#VU111363 Memory leak in Linux kernel - CVE-2022-50191
Vulnerability identifier: #VU111363
Vulnerability risk: Low
CVSSv4.0: 4.3 [CVSS:4.0/AV:L/AC:L/AT:N/PR:L/UI:N/VC:N/VI:N/VA:H/SC:N/SI:N/SA:N/E:U/U:Clear]
CVE-ID:
CWE-ID:
CWE-401
Exploitation vector: Local
Exploit availability: No
Vulnerable software:
Linux kernel
Operating systems & Components /
Operating system
Vendor: Linux Foundation
Description
The vulnerability allows a local user to perform a denial of service (DoS) attack.
The vulnerability exists due to memory leak within the of_get_regulation_constraints() function in drivers/regulator/of_regulator.c.
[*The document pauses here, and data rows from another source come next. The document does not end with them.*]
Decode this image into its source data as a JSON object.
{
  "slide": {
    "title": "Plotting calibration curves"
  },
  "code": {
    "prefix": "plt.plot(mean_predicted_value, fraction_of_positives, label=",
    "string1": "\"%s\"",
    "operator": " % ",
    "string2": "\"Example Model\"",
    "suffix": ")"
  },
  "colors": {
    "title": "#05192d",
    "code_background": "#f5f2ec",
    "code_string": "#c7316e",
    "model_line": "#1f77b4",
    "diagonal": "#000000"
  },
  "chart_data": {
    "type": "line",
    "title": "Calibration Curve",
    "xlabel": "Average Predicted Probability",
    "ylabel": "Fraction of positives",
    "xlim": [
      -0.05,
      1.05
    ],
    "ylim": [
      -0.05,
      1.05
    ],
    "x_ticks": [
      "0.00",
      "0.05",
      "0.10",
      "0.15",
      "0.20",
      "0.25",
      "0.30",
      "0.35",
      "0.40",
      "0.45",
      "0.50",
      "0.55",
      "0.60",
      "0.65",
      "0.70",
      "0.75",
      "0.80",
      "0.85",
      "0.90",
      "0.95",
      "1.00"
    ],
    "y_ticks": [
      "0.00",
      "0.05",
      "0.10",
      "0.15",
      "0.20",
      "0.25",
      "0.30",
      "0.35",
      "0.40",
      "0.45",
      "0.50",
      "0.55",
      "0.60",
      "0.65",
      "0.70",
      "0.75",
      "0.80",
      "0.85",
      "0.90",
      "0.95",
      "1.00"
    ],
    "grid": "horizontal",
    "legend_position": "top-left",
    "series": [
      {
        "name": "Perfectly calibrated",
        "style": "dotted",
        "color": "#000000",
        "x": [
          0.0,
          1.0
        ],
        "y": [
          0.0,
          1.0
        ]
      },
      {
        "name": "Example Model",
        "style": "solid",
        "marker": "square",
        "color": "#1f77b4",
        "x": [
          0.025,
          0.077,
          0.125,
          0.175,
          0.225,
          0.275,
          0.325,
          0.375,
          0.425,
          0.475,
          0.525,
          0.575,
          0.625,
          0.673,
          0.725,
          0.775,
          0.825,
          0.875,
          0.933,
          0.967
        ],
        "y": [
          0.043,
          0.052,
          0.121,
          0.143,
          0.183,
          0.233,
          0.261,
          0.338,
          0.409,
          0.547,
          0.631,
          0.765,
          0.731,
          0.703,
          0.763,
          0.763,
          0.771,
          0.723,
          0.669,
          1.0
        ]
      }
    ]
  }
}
A local user can perform a denial of service (DoS) attack.
Mitigation
Install update from vendor's repository.
Vulnerable software versions
Linux kernel: 5.19, 5.19 rc1, 5.19 rc4, 5.19 rc5, 5.19 rc6, 5.19.1
External links
https://git.kernel.org/stable/c/11ecb4f8735b0230d54a82c18b21ea778b695d61
https://git.kernel.org/stable/c/332e555dca074c4eb2084898021c3676423814c3
https://git.kernel.org/stable/c/35f9e861d9b9434903a8ede37a3561f78985826d
https://git.kernel.org/stable/c/66efb665cd5ad69b27dca8571bf89fc6b9c628a4
https://git.kernel.org/stable/c/a23098cc32860272dc6c3200ff20c34c65b7b694
https://git.kernel.org/stable/c/b9ca8585c766616563cf3c062c6878f61f83cf00
https://git.kernel.org/stable/c/c9df8ff290097aabd5c9200f7f729b0813d37b19
https://git.kernel.org/stable/c/fc7b19f547bc9e622060a0a9a39da2330aa21c53
https://mirrors.edge.kernel.org/pub/linux/kernel/v5.x/ChangeLog-5.19.2
Q & A
Can this vulnerability be exploited remotely?
No. This vulnerability can be exploited locally. The attacker should have authentication credentials and successfully authenticate on the system.
Is there known malware, which exploits this vulnerability?
No. We are not aware of malware exploiting this vulnerability.